Whole-Cell SERS Fingerprints for Rapid Toxicant Attribution in Water
Abstract
Effect-based bioassays provide rapid warning of adverse impact but rarely identify the causative stressor, whereas targeted chemical analysis identifies selected pollutants yet offers limited toxicity information, particularly for mixtures. Here, we evaluate whole-cell surface-enhanced Raman scattering (SERS) fingerprinting as a rapid, label-free analytical approach to link biological response patterns with toxicant discrimination. Specifically, we assess whether SERS-derived bacterial spectral fingerprints can differentiate chemically distinct classes of toxicants and whether classification performance is consistent across different bacterial sensor types. Gram-negative Escherichia coli and Gram-positive Staphylococcus aureus were exposed to five model toxicants, including heavy metals (Cu²⁺, Cr³⁺, Pb²⁺) and organic toxicants (4-chlorophenol and formaldehyde). Time-resolved SERS spectra were collected using fixed-interval sampling and analyzed using principal component analysis followed by linear discriminant analysis (PCA–LDA). The resulting fingerprints were toxicant-specific and exposure-time-dependent. For a given toxicant, broadly comparable response trends were observed between E. coli and S. aureus, indicating potential cross-species consistency of the SERS fingerprinting approach within this model system. PCA–LDA achieved high multi-class classification performance, reaching 99% accuracy for E. coli at 2 h and 100% accuracy for S. aureus at 1 h.
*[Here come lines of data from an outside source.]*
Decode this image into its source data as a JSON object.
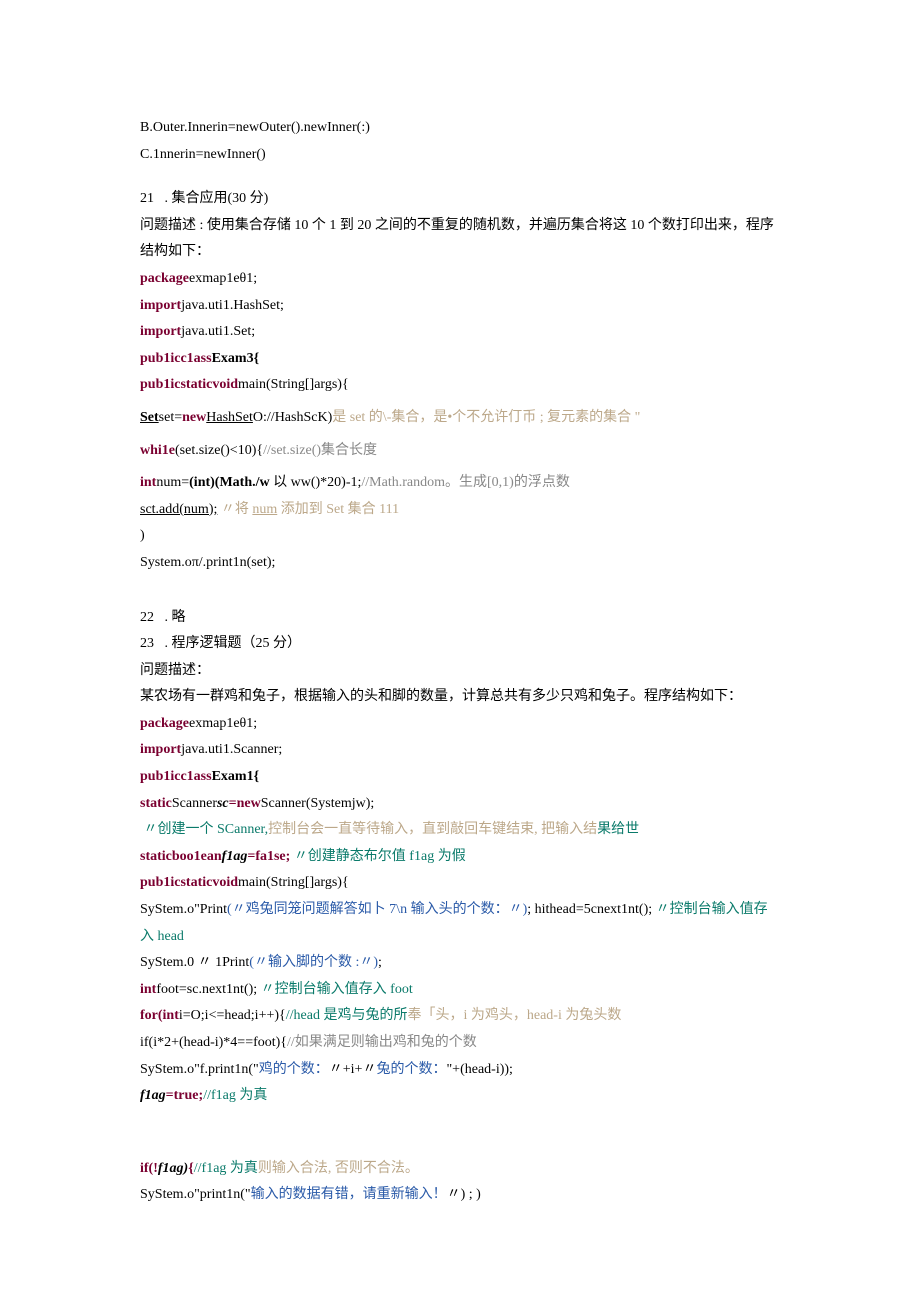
{
  "lines": {
    "l1": "B.Outer.Innerin=newOuter().newInner(:)",
    "l2": "C.1nnerin=newInner()",
    "l3": "21   . 集合应用(30 分)",
    "l4": "问题描述 : 使用集合存储 10 个 1 到 20 之间的不重复的随机数，并遍历集合将这 10 个数打印出来，程序结构如下：",
    "l5a": "package",
    "l5b": "exmap1eθ1;",
    "l6a": "import",
    "l6b": "java.uti1.HashSet;",
    "l7a": "import",
    "l7b": "java.uti1.Set;",
    "l8a": "pub1icc1ass",
    "l8b": "Exam3{",
    "l9a": "pub1icstaticvoid",
    "l9b": "main(String[]args){",
    "l10a": "Set",
    "l10b": "set=",
    "l10c": "new",
    "l10d": "HashSet",
    "l10e": "O://HashScK)",
    "l10f": "是 set 的\\-集合，是•个不允许仃币 ; 复元素的集合 \"",
    "l11a": "whi1e",
    "l11b": "(set.size()<10){",
    "l11c": "//set.size()集合长度",
    "l12a": "int",
    "l12b": "num=",
    "l12c": "(int)(Math./w",
    "l12d": " 以 ww()*20)-1;",
    "l12e": "//Math.random。生成[0,1)的浮点数",
    "l13a": "sct.add(num);",
    "l13b": " 〃将 ",
    "l13c": "num",
    "l13d": " 添加到 Set 集合 111",
    "l14": ")",
    "l15": "System.oπ/.print1n(set);",
    "l16": "22   . 略",
    "l17": "23   . 程序逻辑题（25 分）",
    "l18": "问题描述：",
    "l19": "某农场有一群鸡和兔子，根据输入的头和脚的数量，计算总共有多少只鸡和兔子。程序结构如下：",
    "l20a": "package",
    "l20b": "exmap1eθ1;",
    "l21a": "import",
    "l21b": "java.uti1.Scanner;",
    "l22a": "pub1icc1ass",
    "l22b": "Exam1{",
    "l23a": "static",
    "l23b": "Scanner",
    "l23c": "sc",
    "l23d": "=new",
    "l23e": "Scanner(Systemjw);",
    "l24a": " 〃创建一个 SCanner,",
    "l24b": "控制台会一直等待输入，直到敲回车键结束, 把输入结",
    "l24c": "果给世",
    "l25a": "staticboo1ean",
    "l25b": "f1ag",
    "l25c": "=fa1se;",
    "l25d": " 〃创建静态布尔值 f1ag 为假",
    "l26a": "pub1icstaticvoid",
    "l26b": "main(String[]args){",
    "l27a": "SyStem.o\"Print",
    "l27b": "(〃鸡兔同笼问题解答如卜 7\\n 输入头的个数：〃)",
    "l27c": "; hithead=5cnext1nt();",
    "l27d": " 〃控制台输入值存入 head",
    "l28a": "SyStem.0 〃 1Print",
    "l28b": "(〃输入脚的个数 :〃)",
    "l28c": ";",
    "l29a": "int",
    "l29b": "foot=sc.next1nt();",
    "l29c": " 〃控制台输入值存入 foot",
    "l30a": "for(int",
    "l30b": "i=O;i<=head;i++){",
    "l30c": "//head 是鸡与兔的所",
    "l30d": "奉「头，i 为鸡头，head-i 为兔头数",
    "l31a": "if(i*2+(head-i)*4==foot){",
    "l31b": "//如果满足则输出鸡和兔的个数",
    "l32a": "SyStem.o\"f.print1n(\"",
    "l32b": "鸡的个数：",
    "l32c": "〃+i+〃",
    "l32d": "兔的个数：",
    "l32e": "\"+(head-i));",
    "l33a": "f1ag",
    "l33b": "=true;",
    "l33c": "//f1ag 为真",
    "l34a": "if(!",
    "l34b": "f1ag)",
    "l34c": "{",
    "l34d": "//f1ag 为真",
    "l34e": "则输入合法, 否则不合法。",
    "l35a": "SyStem.o\"print1n(\"",
    "l35b": "输入的数据有错，请重新输入！",
    "l35c": "〃) ; )"
  }
}
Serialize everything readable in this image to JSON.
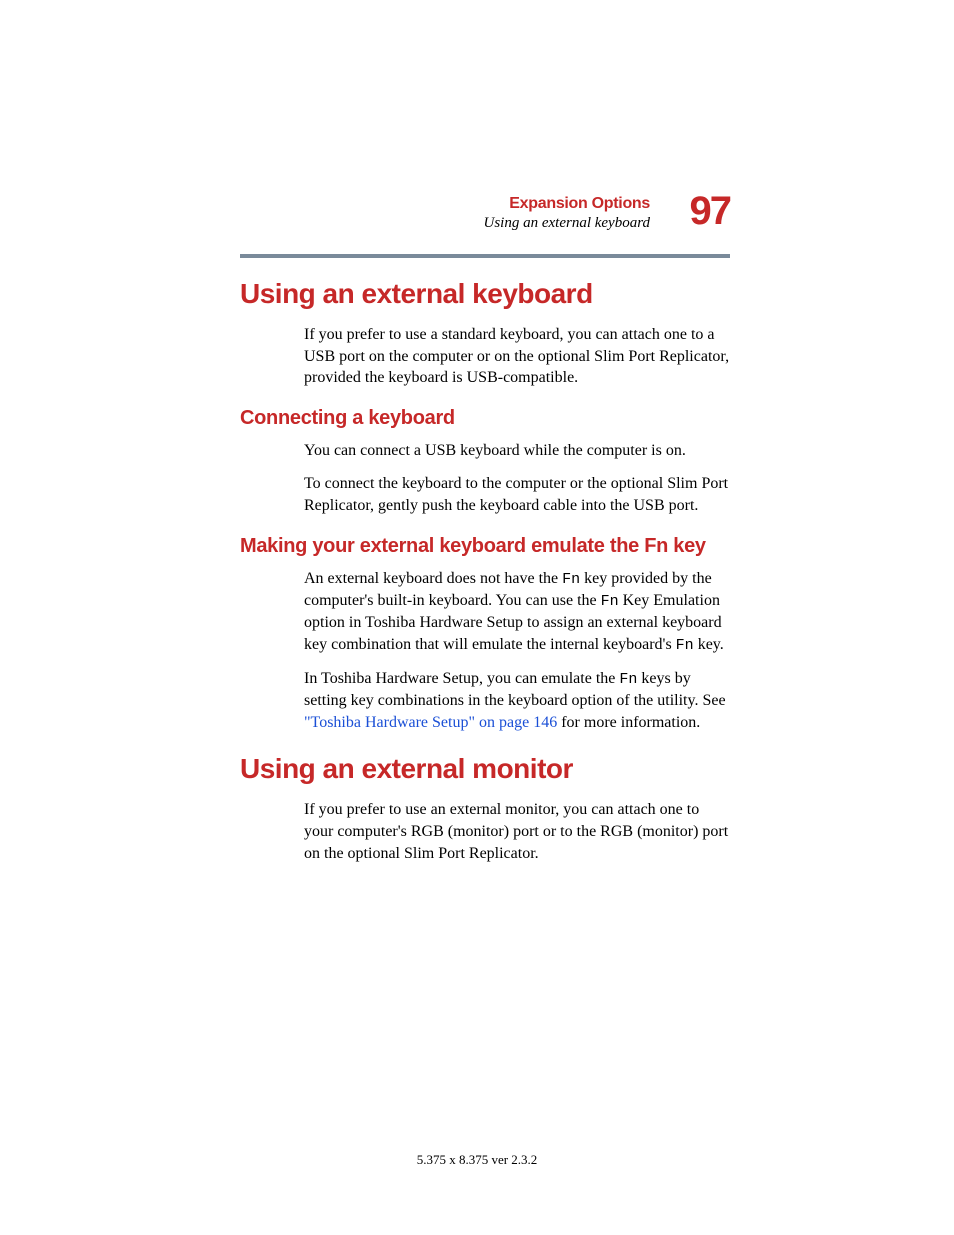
{
  "header": {
    "chapter": "Expansion Options",
    "section": "Using an external keyboard",
    "page_number": "97"
  },
  "sections": {
    "s1": {
      "title": "Using an external keyboard",
      "p1": "If you prefer to use a standard keyboard, you can attach one to a USB port on the computer or on the optional Slim Port Replicator, provided the keyboard is USB-compatible."
    },
    "s1a": {
      "title": "Connecting a keyboard",
      "p1": "You can connect a USB keyboard while the computer is on.",
      "p2": "To connect the keyboard to the computer or the optional Slim Port Replicator, gently push the keyboard cable into the USB port."
    },
    "s1b": {
      "title": "Making your external keyboard emulate the Fn key",
      "p1a": "An external keyboard does not have the ",
      "p1_fn1": "Fn",
      "p1b": " key provided by the computer's built-in keyboard. You can use the ",
      "p1_fn2": "Fn",
      "p1c": " Key Emulation option in Toshiba Hardware Setup to assign an external keyboard key combination that will emulate the internal keyboard's ",
      "p1_fn3": "Fn",
      "p1d": " key.",
      "p2a": "In Toshiba Hardware Setup, you can emulate the ",
      "p2_fn": "Fn",
      "p2b": " keys by setting key combinations in the keyboard option of the utility. See ",
      "p2_xref": "\"Toshiba Hardware Setup\" on page 146",
      "p2c": " for more information."
    },
    "s2": {
      "title": "Using an external monitor",
      "p1": "If you prefer to use an external monitor, you can attach one to your computer's RGB (monitor) port or to the RGB (monitor) port on the optional Slim Port Replicator."
    }
  },
  "footer": "5.375 x 8.375 ver 2.3.2"
}
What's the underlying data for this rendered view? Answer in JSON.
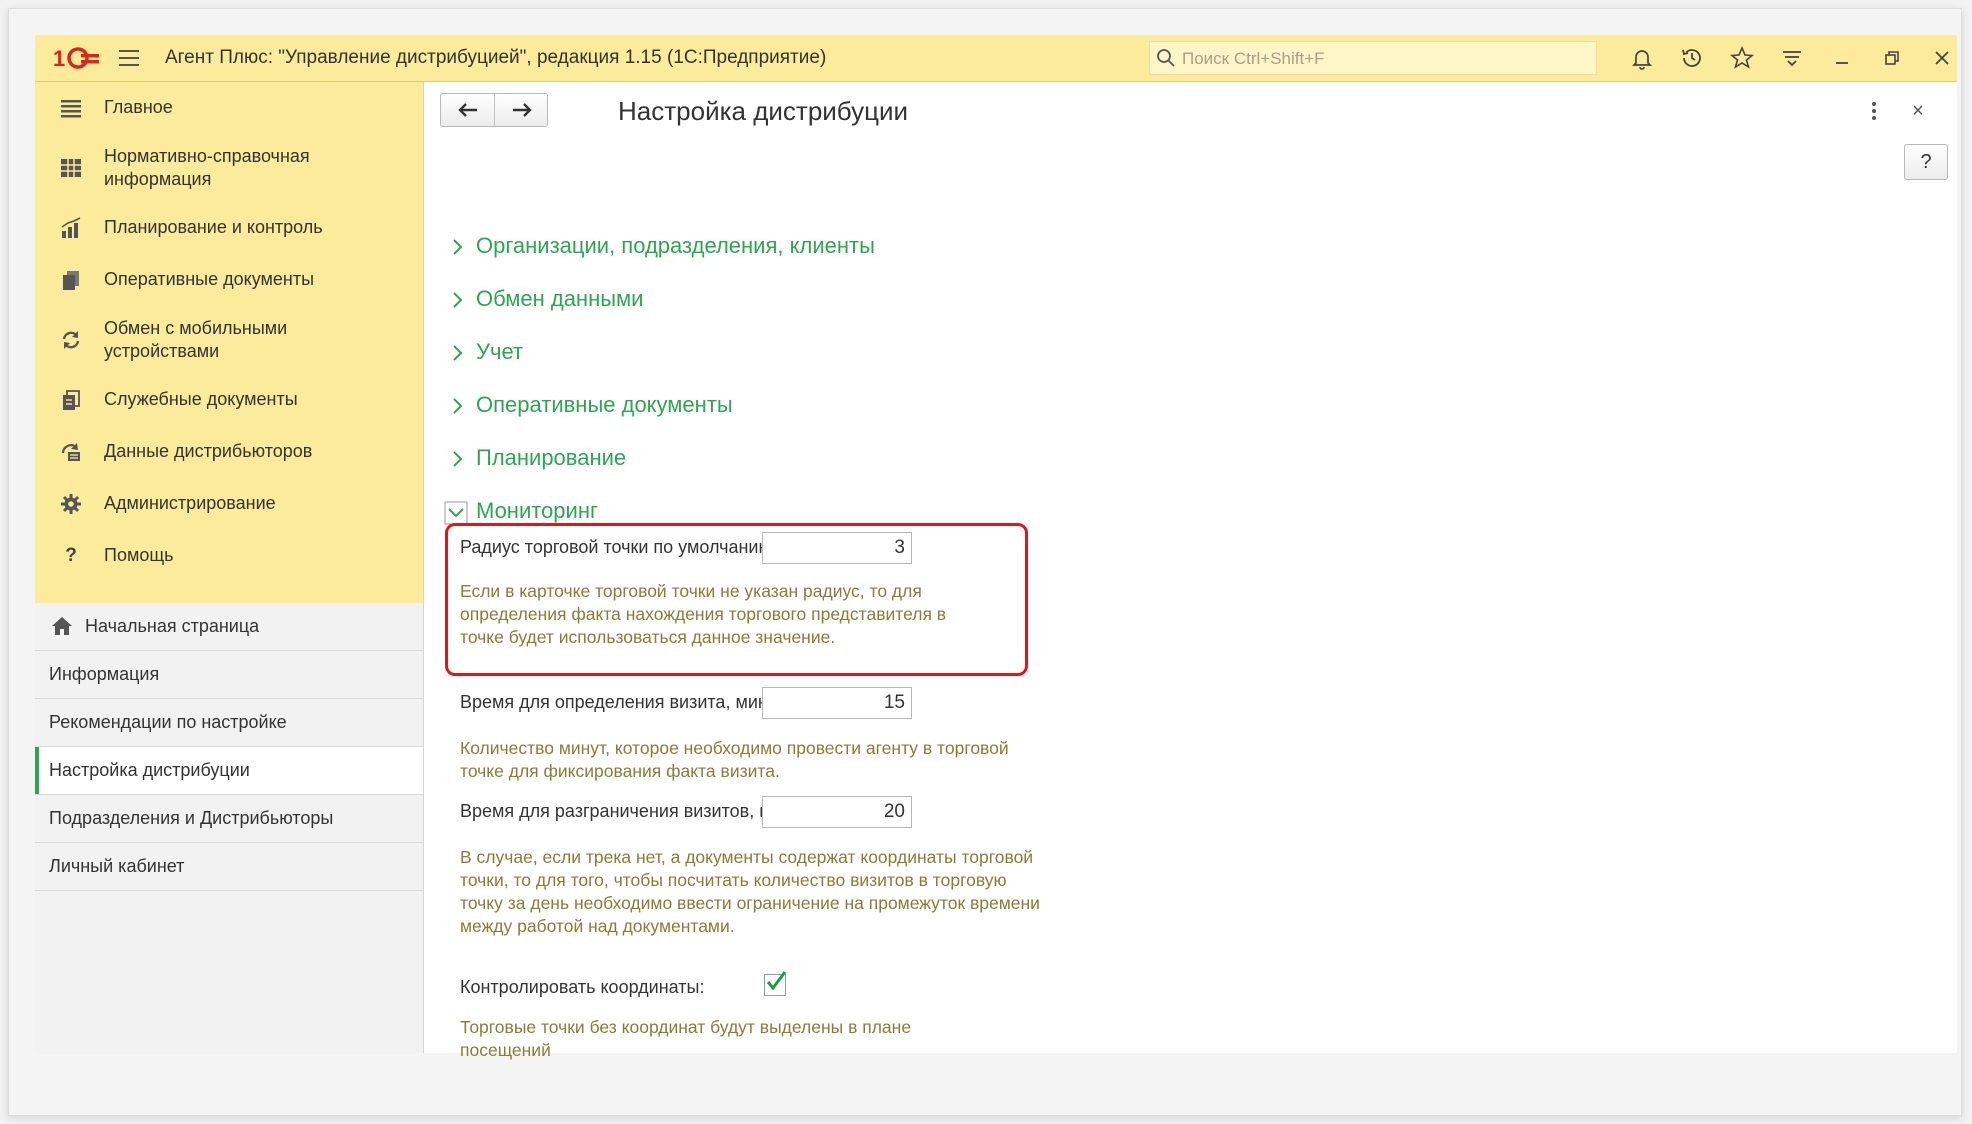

Additionally, the method was successfully applied to spiked river and lake water samples, achieving high accuracy in distinguishing various toxicants despite the presence of background interference. These results demonstrate the applicability of whole-cell SERS fingerprinting for distinguishing representative metal and organic toxicants and support the use of multi-strain biosensor strategies for rapid toxicity screening and preliminary toxicant discrimination in water monitoring applications.